Zehirli | Konular | Kitaplar

AKLI KARIŞIKLAR İÇİN TASAVVUF MÜDÂFÂSI -II-

Kimi sufiler, tasavvufu; içinde bulunulan zamanı en iyi değerlendirme ilmi olarak anlatmışlardır. Dün geçmiştir, düne ait işlerde yapılabilecek ve düzeltilebilecek bir şey yoktur. Yarın ise muhaldir, yani belirsizdir. İşte bu sebeple, içinde bulunulan vakti en iyi şekilde değerlendirmek, boşa vakit harcamamak gerektiği üzerinde durmuşlardır. Tasavvufi terbiye, kalpten kalbe aksetme ile gerçekleştirildiğinden, hayatta olan kamil ve ehil bir mürşide beyat etme mecburiyeti vardır.

Bey’at’ kelimesi lügatte ‘kabullenmek, onaylamak’ gibi manalar içeren Arapça bir kelimedir. Günümüz mutasavvıfları tarafından ‘inabe, biat etme, el alma, tevbe etme’ gibi muhtelif ve değişik şekillerde ifade edilen bey’at, tasavvufta derviş ile şeyh arasında yapılan bir nevi mukaveledir, sözleşmedir.

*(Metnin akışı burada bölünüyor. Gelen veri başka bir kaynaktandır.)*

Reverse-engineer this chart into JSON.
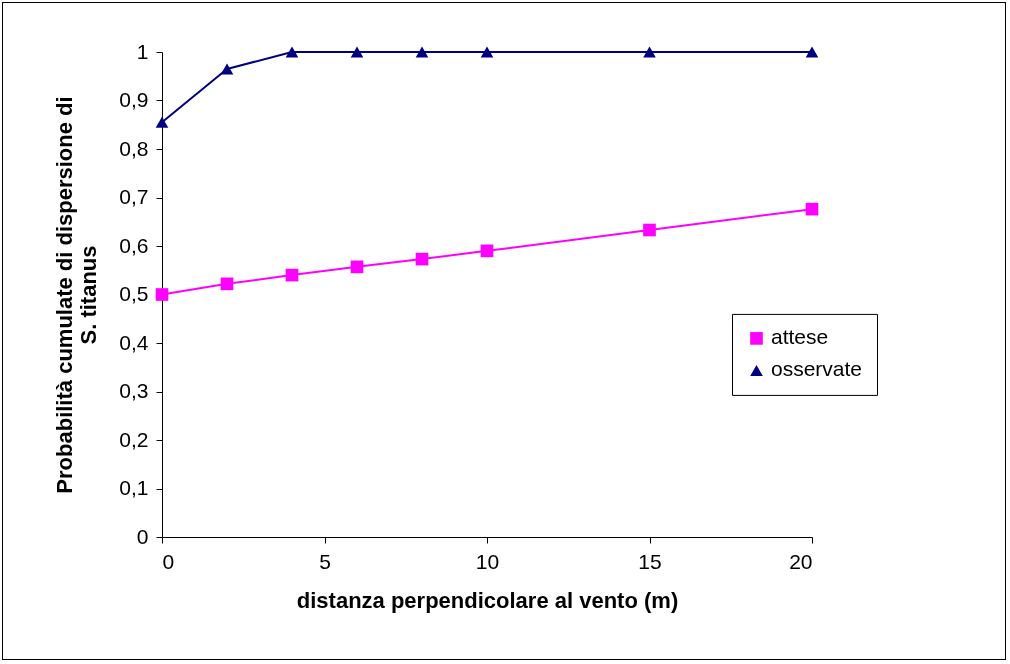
{
  "chart_data": {
    "type": "line",
    "xlabel": "distanza perpendicolare al vento (m)",
    "ylabel": "Probabilità cumulate di dispersione di\nS. titanus",
    "x": [
      0,
      2,
      4,
      6,
      8,
      10,
      15,
      20
    ],
    "series": [
      {
        "name": "attese",
        "color": "#ff00ff",
        "marker": "square",
        "values": [
          0.5,
          0.522,
          0.54,
          0.557,
          0.573,
          0.59,
          0.633,
          0.676
        ]
      },
      {
        "name": "osservate",
        "color": "#000080",
        "marker": "triangle",
        "values": [
          0.855,
          0.965,
          1,
          1,
          1,
          1,
          1,
          1
        ]
      }
    ],
    "xlim": [
      0,
      20
    ],
    "xticks": [
      0,
      5,
      10,
      15,
      20
    ],
    "ylim": [
      0,
      1
    ],
    "yticks": [
      0,
      {
        "value": 0.1,
        "label": "0,1"
      },
      {
        "value": 0.2,
        "label": "0,2"
      },
      {
        "value": 0.3,
        "label": "0,3"
      },
      {
        "value": 0.4,
        "label": "0,4"
      },
      {
        "value": 0.5,
        "label": "0,5"
      },
      {
        "value": 0.6,
        "label": "0,6"
      },
      {
        "value": 0.7,
        "label": "0,7"
      },
      {
        "value": 0.8,
        "label": "0,8"
      },
      {
        "value": 0.9,
        "label": "0,9"
      },
      1
    ],
    "grid": false,
    "legend": "right"
  }
}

Bu iki taraflı ahitleşmede; şeyh müridin terbiye ve ıslahını taahhüt edip üzerine alırken, derviş veya sofi de ona ittiba ve emir/tavsiyelerine uymakla mükellef olur. Beyat ile derviş, İslam'ı yaşama, Sünnete uyma ve nefsin afetlerinden kurtulmada mürşidi kendisine rehber ve delil edinmiş olur. Emirleri hoşuna gitsin veya gitmesin, beyat eden derviş şeyhine ittiba etmek ve sadık kalmak ile mükelleftir.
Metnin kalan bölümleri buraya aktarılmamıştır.